27 Klim op de hoogte van Pisga, en hef uw ogen op naar het westen, en naar het noorden, en naar het zuiden, en naar het oosten, en zie toe met uw ogen; want gij zult over deze Jordaan niet gaan.
Monte au sommet du Pisga, porte ta vue au couchant et au nord, au midi et à l’orient, et regarde de tes yeux; car tu ne passeras point ce Jourdain.
28 Gebied dan Jozua, en versterk hem, en bekrachtig hem; want hij zal voor het aangezicht van dit volk henen overgaan, en zal hun dat land, dat gij zien zult, doen erven.
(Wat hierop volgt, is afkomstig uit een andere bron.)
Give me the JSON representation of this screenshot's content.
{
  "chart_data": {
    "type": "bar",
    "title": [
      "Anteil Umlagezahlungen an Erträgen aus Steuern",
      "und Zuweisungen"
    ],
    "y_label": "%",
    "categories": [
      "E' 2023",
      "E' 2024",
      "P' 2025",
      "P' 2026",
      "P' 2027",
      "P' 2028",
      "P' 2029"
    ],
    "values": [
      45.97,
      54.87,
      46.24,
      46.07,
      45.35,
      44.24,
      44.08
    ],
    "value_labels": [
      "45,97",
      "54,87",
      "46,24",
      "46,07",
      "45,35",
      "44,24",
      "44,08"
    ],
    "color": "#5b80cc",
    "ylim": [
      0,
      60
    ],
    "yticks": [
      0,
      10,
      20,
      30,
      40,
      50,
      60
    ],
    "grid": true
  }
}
Donne des instructions à Josué, exhorte-le au courage et à la résolution; car c’est lui qui marchera à la tête de ce peuple, lui qui les mettra en possession du pays que tu vas contempler."
29 Alzo bleven wij in dit dal tegenover Beth-Peor.
Nous demeurâmes ainsi dans la vallée, en face de Beth-Peor.